Strategic and Business Planning

This section looks at the main types of planning relevant to clubs:

Planning is the development of a future direction and a road map of the actions to get there.  All plans need to detail actions to follow to achieve agreed outcomes over a designated period of time. Your club plans are important tools that can assist with longevity, financial stability, innovation and general success. They are also very useful for keeping people on track, they can save you heaps of time and duplication of effort.

Committee’s Role in Strategy and Goal Setting:
The Committee should ensure the club has a clear set of goals or strategies for future and ongoing development. These goals should be agreed upon by the Committee and should be SMART:

  • Specific – what, who, where and when
  • Measurable - what is the indicator 
  • Achievable - plan for success
  • Realistic - given your human resources 
  • Timebound - year calendars are a great tool here 

A process for setting goals should be conducted annually where club members and stakeholders can have input. This can be achieved by conducting planning meetings or forums or by gathering information via survey.
At least every 3 months the Agenda for Committee Meetings should give time to look at the club’s progress against its goals and to establish additional actions where needed.
The chosen directions for the club should assist the Committee in decision-making also. For example: any spending proposals made to the Committee should be considered with respect to the club’s overall and stipulated goals.  

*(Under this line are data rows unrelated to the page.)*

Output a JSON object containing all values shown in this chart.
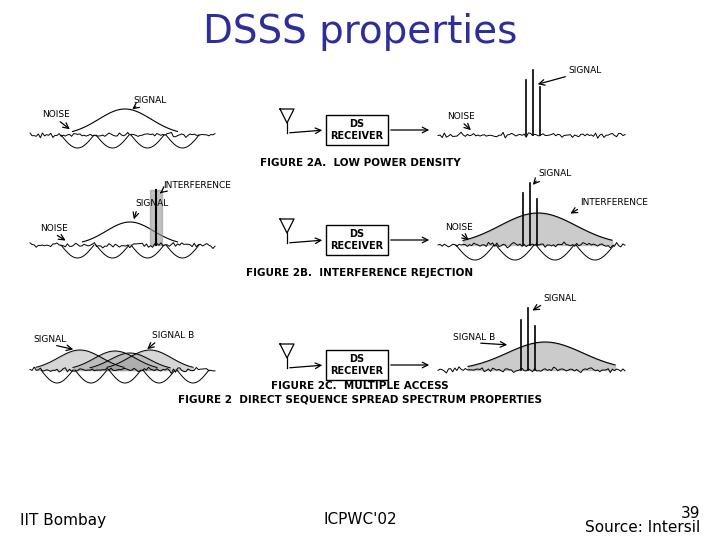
{
  "title": "DSSS properties",
  "title_color": "#2E2E9A",
  "title_fontsize": 28,
  "footer_left": "IIT Bombay",
  "footer_center": "ICPWC'02",
  "footer_right_line1": "39",
  "footer_right_line2": "Source: Intersil",
  "footer_fontsize": 11,
  "background_color": "#ffffff",
  "fig_width": 7.2,
  "fig_height": 5.4,
  "dpi": 100
}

What is Strategic Planning?

Strategic Planning for sporting clubs or organisations is:

  • a way to gain consensus – sharing and working towards a vision for the future which can develop cohesion amongst members
  • a tool which enables club members to focus on specific outcomes
  • a tool that allows and encourages an opportunity for ownership by the club
  • an opportunity for development of the club’s purpose and autonomy
  • a dynamic and ongoing process where goals are ‘time framed’ to ensure a sense of achievement
  • an avenue for the club to define its challenges and prepare to address them
  • a management tool to be used for effective interaction with external bodies.

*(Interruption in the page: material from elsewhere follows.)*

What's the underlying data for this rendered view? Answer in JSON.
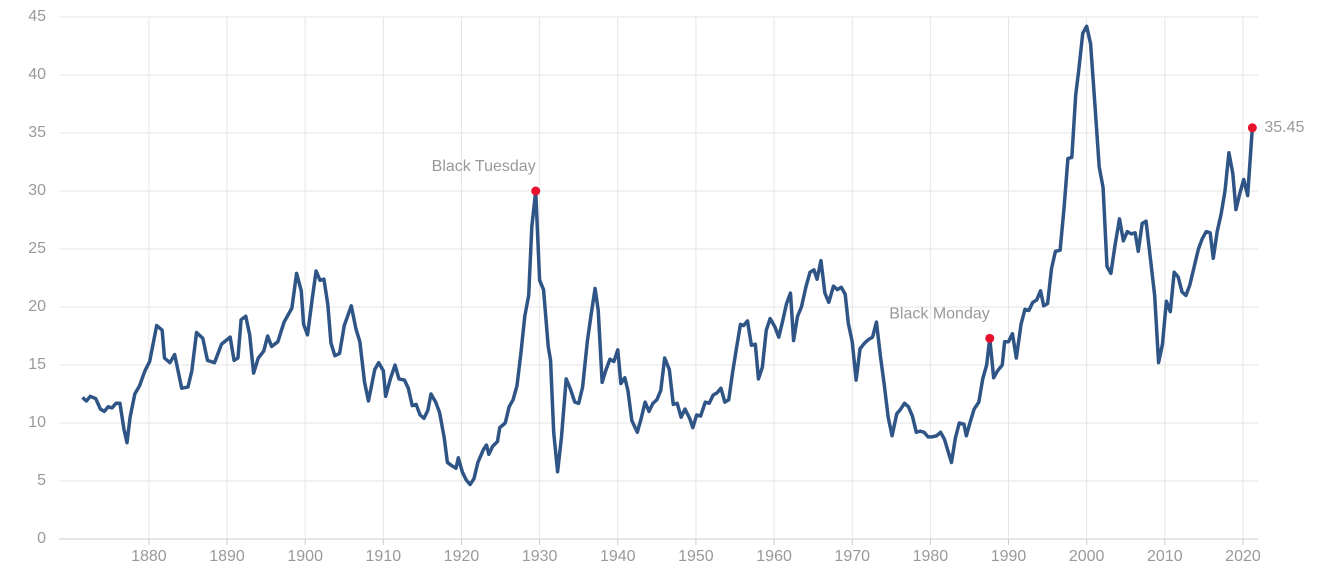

BUT Strategic Planning is not:

  • an unrealistic ‘wish-list’ which are beyond the capabilities of the club to achieve in the timeframe
  • considered to be the solution for the problems of the club.
For Clubs with Paid Staff

Committees and paid staff need to have a clear and shared understanding of the difference between strategic matters which are matters for the Committee or Board and operational matters which are primarily matters for others (staff, subcommittees, volunteers). Noted is that this does not prevent a Committee Member from assisting when asked in some operational matters because they have particular experience in a given area.
Knowing the Difference
Issues or aspects of the club’s management might be deemed strategic because they for example:

  • Impact the club’s relationship with the parent body or key stakeholders
  • Impact the club’s relationship or potential relationship with members or future members
  • Are related to overall club goals, directions or strategies
  • Impact on the club’s overall level of risk, compliance, or future viability

Aspects of running the club may be deemed operational because they for example:

  • Are procedural in nature
  • Are considered part of the day-to-day management of the club
  • Are best referred to subcommittees made up of the people who are in the know
  • Are not strategic in nature
What is a Business Plan?

A business plan is simply the strategy to achieve the ‘business’ objectives of the organisation.  A business plan prepared for the club will need to include evidence of potential income generation.  The business plan should clearly identify all the important facts about the organisation, its history, the current financial position, the objectives and the ‘business’ activities to be undertaken. 

A club may undertake a business plan for a range of purposes.  For example:

  • to raise funds towards facility development
  • to ensure it remains financially stable over a specified period of time, or
  • to ensure it can host a special event without falling into financial trouble.